Investment is an expense - no, really, we insist this is so
‘Tis a pity when headline writers for a major newspaper don’t manage to grasp the most basic issues:
Starmer’s cuts are a huge mistake – foreign aid is an investment, not an expense
Investment is an expense.
The article itself is the head of Oxfam GB insisting that the government should not stop sending taxpayers’ money through Oxfam GB. Which has a certain air of “Gosh, that’s surprising then” doesn’t it?
But back to the basic misunderstanding in that headline.
As with our continual insistence that jobs are a cost, not a benefit. Jobs are the work that must be done to gain a benefit. A job is the cost of gaining that benefit. Thus when some fool marches around insisting that they’re going to create jobs they’re - inevitably - insisting that they’re going to increase costs. It may well be - well, rarely among those who insist they’re wondrous for creating jobs, but - that the benefit to be gained is worth it. That pointing some portion of our scarce human labour at that effort is worth it - that the costs of the jobs are worth the benefits of the outcome. But it’s still true that the jobs are the cost.

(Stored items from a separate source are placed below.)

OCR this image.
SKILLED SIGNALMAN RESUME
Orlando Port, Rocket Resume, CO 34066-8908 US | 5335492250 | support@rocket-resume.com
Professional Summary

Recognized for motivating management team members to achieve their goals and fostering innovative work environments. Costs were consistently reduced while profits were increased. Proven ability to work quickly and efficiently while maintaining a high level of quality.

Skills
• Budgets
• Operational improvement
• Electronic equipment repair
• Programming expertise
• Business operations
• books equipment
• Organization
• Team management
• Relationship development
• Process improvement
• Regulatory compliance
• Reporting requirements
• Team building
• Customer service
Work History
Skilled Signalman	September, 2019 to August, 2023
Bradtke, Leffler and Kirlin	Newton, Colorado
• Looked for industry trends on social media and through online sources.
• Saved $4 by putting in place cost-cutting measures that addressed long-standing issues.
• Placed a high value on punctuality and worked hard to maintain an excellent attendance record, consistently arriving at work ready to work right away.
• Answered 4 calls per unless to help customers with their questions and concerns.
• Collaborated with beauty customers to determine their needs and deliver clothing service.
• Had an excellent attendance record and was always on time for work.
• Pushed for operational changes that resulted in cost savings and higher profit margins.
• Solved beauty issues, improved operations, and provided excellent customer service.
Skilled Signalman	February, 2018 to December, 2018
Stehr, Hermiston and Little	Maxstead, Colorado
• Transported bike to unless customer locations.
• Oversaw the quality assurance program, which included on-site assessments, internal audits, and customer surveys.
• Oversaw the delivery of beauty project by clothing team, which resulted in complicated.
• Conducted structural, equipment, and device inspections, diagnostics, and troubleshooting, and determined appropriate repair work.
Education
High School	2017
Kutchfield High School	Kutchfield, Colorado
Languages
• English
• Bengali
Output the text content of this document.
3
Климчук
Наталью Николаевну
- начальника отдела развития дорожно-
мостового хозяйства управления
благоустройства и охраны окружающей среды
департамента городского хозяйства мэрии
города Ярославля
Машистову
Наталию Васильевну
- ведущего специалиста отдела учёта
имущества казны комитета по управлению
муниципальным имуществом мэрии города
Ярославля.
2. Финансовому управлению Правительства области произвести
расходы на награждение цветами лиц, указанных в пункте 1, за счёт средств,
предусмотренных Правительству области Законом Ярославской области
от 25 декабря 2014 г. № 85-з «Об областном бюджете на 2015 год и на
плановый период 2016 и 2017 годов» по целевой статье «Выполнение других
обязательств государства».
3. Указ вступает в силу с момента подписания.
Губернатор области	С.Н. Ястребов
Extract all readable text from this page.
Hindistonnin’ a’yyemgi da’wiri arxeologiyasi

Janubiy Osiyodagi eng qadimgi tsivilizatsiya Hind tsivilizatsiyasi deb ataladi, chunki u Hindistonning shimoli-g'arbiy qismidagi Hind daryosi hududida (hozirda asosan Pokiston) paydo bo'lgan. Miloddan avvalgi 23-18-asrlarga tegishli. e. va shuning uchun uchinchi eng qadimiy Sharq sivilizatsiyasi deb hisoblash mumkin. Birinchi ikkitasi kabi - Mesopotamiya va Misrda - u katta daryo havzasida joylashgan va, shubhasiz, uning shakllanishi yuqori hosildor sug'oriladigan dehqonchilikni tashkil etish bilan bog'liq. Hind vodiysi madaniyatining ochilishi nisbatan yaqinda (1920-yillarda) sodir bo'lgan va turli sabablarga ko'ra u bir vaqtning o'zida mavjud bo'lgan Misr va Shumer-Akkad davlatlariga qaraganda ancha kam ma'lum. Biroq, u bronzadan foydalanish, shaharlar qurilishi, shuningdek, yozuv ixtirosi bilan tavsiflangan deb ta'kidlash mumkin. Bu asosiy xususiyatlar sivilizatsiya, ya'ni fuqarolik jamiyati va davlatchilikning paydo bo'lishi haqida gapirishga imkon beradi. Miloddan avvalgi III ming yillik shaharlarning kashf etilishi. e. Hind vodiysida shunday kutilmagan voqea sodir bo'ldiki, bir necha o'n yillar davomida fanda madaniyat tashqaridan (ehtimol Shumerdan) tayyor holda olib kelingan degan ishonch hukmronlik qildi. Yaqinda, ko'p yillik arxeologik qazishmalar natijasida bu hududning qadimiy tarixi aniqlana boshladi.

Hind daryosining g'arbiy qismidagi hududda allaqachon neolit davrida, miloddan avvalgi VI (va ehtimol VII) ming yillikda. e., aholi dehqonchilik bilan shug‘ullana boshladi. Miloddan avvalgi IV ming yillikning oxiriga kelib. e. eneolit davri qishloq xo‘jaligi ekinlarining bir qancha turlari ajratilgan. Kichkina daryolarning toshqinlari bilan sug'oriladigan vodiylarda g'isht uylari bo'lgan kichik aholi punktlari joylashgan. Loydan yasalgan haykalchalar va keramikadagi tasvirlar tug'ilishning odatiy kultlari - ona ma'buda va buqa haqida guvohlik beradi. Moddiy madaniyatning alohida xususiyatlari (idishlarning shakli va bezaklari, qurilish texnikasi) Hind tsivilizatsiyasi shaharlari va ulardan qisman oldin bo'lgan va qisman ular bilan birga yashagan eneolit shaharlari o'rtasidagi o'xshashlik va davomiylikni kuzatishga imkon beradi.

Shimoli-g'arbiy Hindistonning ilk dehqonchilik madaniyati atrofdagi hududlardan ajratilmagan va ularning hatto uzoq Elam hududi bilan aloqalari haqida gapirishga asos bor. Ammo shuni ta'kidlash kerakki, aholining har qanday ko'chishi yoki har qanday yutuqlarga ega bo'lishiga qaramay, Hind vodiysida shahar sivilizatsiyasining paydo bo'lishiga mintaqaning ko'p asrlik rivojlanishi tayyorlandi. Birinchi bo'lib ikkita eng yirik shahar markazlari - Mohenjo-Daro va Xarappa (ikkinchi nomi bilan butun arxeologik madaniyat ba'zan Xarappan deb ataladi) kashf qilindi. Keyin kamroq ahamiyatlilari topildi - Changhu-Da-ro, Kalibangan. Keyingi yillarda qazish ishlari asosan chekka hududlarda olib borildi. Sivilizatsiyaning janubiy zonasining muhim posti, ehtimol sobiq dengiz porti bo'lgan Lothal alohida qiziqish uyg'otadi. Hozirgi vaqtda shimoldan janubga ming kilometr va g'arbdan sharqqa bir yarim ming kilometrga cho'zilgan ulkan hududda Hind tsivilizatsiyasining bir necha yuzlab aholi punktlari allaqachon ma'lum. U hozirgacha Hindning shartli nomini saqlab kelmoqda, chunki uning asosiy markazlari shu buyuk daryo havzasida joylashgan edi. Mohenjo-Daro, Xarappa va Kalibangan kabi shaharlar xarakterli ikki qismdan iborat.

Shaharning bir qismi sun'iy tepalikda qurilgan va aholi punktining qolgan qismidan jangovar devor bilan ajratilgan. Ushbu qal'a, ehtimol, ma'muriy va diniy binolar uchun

The same is true of investment. It’s a cost, it’s an expense. We cannot consume these real economic resources now because we’re going to invest them in creating something else to be consumed in the future. It may well be that that future benefit is worth the curtailment of current consumption. It might not be too. But the investment is the cost, the expense associated with, the possibility of gaining that future benefit.
Investment is an expense.
We’re going to be able to understand our world a great deal better if we get these basics right. Jobs are a cost, investment is an expense. They might both be worth it but we can only do the sums if we’ve got the right plus or minus signs in front of our numbers. The resources we’ve got to expend to gain something are a negative, the benefit itself is the positive. We all become richer when we do the things where + is more than -. Which means we’ve got to get those signs right in the first place, no?